"And what does Dolly think about it?"

"There's the difficulty. She likes him well enough; I'm sure of that. And she has no stuck-up ideas about herself. She isn't one of those who think that almost nothing is good enough for them. But—"

"She has an objection."

"I don't know what it is. I sometimes think she is so bashful and modest she doesn't like to talk of being married,—even to an old woman like me."

"Dear me! That's not the way of the age;—is it, Aunt Stanbury?"
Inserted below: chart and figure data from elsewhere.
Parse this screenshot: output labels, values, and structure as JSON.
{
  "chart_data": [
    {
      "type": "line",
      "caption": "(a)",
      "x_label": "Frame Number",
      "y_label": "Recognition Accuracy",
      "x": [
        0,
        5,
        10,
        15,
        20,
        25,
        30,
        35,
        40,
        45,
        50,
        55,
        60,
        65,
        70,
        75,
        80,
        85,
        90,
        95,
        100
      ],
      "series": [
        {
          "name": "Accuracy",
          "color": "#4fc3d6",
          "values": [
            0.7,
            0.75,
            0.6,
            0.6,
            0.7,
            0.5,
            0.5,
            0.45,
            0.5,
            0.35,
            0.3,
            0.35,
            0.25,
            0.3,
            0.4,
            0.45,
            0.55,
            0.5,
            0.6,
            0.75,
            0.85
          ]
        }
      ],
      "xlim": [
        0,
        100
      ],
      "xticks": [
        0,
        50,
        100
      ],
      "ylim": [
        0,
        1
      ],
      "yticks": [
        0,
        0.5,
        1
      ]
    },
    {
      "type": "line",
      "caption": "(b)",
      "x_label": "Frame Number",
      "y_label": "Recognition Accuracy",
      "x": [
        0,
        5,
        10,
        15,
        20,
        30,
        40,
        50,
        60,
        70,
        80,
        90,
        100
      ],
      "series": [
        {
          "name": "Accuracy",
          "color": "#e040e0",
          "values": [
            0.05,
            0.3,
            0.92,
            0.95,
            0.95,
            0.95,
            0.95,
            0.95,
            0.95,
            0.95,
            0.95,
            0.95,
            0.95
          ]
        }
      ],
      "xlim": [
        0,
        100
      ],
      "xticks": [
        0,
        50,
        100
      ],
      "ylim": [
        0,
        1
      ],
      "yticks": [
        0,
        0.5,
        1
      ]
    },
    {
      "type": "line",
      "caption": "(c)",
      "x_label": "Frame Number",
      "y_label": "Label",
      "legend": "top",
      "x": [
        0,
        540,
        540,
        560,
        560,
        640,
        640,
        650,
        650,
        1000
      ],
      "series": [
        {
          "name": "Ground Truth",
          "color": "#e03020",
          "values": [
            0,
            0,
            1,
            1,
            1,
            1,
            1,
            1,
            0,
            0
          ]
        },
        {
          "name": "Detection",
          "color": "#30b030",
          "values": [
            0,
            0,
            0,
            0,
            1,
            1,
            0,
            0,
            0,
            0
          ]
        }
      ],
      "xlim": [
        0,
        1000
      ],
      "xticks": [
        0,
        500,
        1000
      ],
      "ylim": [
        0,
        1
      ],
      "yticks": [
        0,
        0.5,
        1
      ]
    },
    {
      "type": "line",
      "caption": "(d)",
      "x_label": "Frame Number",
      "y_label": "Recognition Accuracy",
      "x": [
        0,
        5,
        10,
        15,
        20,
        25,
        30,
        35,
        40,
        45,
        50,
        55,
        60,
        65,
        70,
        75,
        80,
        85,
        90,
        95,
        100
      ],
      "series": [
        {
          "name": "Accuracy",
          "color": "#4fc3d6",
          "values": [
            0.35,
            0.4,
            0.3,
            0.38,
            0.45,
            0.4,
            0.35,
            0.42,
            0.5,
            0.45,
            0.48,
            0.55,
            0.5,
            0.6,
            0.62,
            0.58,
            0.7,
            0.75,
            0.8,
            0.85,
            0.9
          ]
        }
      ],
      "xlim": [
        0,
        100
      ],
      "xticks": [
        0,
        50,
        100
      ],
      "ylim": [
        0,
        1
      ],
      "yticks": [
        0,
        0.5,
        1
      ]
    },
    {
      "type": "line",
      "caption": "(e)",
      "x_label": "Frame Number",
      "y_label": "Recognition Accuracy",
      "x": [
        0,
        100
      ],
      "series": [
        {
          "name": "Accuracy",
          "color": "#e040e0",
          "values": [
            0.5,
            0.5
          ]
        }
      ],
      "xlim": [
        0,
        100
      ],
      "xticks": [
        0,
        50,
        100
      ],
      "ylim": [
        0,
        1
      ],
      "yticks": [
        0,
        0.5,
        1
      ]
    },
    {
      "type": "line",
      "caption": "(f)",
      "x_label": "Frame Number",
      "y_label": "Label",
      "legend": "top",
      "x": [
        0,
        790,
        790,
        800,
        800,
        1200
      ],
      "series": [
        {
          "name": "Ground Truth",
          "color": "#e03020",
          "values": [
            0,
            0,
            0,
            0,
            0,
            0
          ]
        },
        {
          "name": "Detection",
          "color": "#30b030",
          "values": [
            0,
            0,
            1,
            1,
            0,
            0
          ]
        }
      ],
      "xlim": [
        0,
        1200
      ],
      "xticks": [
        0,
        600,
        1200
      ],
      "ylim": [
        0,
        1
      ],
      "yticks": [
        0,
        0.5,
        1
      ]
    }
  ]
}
"It's coming to that, Brooke, that the girls will ask the men soon. Yes,—and that they won't take a refusal either. I do believe that Camilla French did ask Mr. Gibson."

"And what did Mr. Gibson say?"

"Ah;—I can't tell you that. He knows too well what he's about to take her. He's to come here on Friday at eleven, and you must be out of the way. I shall be out of the way too. But if Dolly says a word to you before that, mind you make her understand that she ought to accept Gibson."

"She's too good for him, according to my thinking."

"Don't you be a fool. How can any young woman be too good for a gentleman and a clergyman? Mr. Gibson is a gentleman. Do you know,—only you must not mention this,—that I have a kind of idea that we could get Nuncombe Putney for him. My father had the living, and my brother; and I should like it to go on in the family."